Friday, March 29, 2013

Multisystem Morbidity and Mortality in Cushings Syndrome: a Cohort Study


Journal of Clinical Endocrinology and Metabolism, 03/28/2013  Clinical Article

Dekkers O.M. et al.– To examine the risks for mortality, cardiovascular disease, fractures, peptic ulcers, and infections in CS patients before and after treatment.Cushing’s syndrome (CS) is associated with hypercoagulability, insulin resistance, hypertension, bone loss, and immunosuppression. To date, no adequately large cohort study has been performed to assess the multisystem effects of CS. It was concluded that despite the apparently benign character of the disease, CS is associated with clearly increased mortality and multisystem morbidity, even before diagnosis and treatment.
Methods
  • The study used Cox–regression, and computed hazard ratios (HR) with 95% confidence intervals (95% CI).
  • Morbidity was investigated in the three years before diagnosis; morbidity and mortality was assessed during complete follow–up after diagnosis and treatment.
Results
  • 343 CS patients and 34,300 controls were included.
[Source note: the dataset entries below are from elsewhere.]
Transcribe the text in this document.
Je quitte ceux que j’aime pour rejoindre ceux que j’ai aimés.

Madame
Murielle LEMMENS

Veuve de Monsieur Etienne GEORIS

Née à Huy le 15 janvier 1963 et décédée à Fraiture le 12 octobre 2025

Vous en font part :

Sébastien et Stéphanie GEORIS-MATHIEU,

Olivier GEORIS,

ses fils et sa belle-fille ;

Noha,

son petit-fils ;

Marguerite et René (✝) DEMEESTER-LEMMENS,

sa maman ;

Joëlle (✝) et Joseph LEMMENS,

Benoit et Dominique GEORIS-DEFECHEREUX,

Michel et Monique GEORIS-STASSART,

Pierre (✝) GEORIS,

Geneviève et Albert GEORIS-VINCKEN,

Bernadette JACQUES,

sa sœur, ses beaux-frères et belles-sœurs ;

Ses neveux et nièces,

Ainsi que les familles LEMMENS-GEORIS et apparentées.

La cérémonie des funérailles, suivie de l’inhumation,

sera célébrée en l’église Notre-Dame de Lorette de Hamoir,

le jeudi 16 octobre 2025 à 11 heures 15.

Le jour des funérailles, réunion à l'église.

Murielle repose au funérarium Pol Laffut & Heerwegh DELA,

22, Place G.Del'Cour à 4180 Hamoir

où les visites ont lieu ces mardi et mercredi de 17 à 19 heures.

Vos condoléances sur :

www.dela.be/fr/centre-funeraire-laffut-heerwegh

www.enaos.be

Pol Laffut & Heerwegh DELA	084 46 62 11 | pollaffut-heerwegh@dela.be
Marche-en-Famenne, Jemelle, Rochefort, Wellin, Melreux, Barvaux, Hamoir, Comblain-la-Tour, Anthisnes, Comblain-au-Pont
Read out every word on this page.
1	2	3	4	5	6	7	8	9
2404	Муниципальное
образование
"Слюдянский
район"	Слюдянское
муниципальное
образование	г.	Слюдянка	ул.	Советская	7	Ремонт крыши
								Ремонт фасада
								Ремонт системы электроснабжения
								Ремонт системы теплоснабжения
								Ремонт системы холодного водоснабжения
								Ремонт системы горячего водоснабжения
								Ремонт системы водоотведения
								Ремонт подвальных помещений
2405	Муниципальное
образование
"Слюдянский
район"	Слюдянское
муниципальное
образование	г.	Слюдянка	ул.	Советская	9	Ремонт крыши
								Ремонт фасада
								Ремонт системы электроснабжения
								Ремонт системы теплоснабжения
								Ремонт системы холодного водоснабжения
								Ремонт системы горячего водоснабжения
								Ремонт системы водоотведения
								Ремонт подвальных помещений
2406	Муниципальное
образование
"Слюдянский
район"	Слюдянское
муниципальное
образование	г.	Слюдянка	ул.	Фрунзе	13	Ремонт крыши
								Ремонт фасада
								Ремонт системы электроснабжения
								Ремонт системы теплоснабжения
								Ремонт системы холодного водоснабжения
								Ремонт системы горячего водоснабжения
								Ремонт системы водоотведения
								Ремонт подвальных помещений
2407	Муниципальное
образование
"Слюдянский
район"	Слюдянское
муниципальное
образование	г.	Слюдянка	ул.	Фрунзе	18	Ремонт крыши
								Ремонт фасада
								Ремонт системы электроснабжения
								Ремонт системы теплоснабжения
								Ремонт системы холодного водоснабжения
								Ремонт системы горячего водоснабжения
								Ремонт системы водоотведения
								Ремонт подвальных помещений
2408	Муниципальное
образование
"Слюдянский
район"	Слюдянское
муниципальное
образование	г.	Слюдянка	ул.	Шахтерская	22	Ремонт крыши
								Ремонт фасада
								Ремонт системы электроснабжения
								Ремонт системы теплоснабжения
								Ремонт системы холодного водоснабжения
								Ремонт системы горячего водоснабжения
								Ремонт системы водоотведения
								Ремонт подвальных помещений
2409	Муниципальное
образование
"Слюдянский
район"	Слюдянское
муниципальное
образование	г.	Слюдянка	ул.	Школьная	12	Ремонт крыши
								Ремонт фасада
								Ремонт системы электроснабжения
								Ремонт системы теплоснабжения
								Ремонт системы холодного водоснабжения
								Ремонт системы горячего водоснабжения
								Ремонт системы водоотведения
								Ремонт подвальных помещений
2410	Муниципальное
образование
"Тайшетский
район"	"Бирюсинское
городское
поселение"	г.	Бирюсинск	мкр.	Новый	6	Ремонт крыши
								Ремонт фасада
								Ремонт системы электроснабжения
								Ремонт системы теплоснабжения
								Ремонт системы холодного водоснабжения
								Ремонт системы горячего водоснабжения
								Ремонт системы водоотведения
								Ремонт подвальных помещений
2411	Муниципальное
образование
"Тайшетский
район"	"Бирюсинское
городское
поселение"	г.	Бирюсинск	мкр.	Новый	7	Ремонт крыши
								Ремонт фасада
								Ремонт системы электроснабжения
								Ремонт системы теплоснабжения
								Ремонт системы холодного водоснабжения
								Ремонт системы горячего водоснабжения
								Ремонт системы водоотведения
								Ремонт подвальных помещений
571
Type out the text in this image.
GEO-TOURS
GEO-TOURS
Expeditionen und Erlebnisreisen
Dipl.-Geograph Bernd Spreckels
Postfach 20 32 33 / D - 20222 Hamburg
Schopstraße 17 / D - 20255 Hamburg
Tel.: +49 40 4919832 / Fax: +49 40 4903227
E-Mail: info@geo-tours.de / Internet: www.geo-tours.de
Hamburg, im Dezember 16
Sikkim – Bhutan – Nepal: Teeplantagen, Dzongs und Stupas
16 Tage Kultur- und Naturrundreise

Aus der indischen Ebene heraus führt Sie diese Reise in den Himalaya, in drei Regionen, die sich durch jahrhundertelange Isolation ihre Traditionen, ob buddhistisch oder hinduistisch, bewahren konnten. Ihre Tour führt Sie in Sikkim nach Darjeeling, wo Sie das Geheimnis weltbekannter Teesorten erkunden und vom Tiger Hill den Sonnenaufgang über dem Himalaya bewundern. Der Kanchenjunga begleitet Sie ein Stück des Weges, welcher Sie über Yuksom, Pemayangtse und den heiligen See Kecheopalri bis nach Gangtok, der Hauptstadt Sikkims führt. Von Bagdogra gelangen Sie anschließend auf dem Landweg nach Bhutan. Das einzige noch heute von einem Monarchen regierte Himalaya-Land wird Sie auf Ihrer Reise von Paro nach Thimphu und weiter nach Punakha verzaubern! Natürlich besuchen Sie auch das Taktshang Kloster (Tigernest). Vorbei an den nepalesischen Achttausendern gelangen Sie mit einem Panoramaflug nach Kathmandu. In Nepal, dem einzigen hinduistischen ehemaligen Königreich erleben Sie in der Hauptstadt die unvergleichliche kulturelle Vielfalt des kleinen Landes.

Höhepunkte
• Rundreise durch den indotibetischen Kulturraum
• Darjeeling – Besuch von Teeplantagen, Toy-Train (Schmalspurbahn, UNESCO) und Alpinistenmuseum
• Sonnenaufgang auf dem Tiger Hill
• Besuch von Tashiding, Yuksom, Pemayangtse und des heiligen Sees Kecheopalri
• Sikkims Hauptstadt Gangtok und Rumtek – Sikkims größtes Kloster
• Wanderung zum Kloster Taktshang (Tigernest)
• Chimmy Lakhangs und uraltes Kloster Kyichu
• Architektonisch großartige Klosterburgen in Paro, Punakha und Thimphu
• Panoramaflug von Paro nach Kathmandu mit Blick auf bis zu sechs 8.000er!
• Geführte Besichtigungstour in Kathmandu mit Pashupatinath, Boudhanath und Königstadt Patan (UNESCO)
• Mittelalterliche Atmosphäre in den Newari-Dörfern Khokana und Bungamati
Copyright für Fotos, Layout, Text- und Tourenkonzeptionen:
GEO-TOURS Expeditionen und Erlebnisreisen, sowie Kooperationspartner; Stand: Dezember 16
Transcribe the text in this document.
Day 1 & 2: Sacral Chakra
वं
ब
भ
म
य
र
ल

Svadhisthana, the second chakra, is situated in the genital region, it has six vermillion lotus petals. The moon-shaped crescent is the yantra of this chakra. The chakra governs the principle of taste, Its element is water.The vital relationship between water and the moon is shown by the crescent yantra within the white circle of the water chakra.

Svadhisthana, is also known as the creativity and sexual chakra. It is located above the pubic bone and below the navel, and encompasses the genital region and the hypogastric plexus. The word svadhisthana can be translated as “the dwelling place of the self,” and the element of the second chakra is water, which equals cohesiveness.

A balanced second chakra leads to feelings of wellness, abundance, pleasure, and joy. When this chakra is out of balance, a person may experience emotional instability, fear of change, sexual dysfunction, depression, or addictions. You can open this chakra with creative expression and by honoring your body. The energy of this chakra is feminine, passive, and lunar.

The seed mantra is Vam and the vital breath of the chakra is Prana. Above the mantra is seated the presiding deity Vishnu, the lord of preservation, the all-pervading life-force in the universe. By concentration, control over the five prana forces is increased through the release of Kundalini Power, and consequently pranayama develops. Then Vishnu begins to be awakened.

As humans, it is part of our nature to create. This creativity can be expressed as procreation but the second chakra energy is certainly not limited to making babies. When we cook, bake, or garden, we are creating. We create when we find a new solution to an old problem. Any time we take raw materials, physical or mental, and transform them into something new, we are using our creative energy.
Mortality was twice as high in CS patients (HR 2.3, 95%CI 1.8–2.9) compared with controls.
  • Patients with CS were at increased risk for venous thromboembolism (HR 2.6, 95%CI 1.5–4.7), myocardial infarction (HR 3.7, 95%CI 2.4–5.5), stroke (HR 2.0, 95%CI 1.3–3.2), peptic ulcers (HR 2.0, 95%CI 1.1–3.6), fractures (HR 1.4, 95%CI 1.0–1.9), and infections (HR 4.9, 95%CI 3.7–6.4).
  • This increased multi–morbidity risk was present before diagnosis. Mortality and risk of myocardial infarction remained elevated during long–term follow–up.
  • Mortality and risks for AMI, VTE, stroke and infections were similarly increased in adrenal and pituitary CS.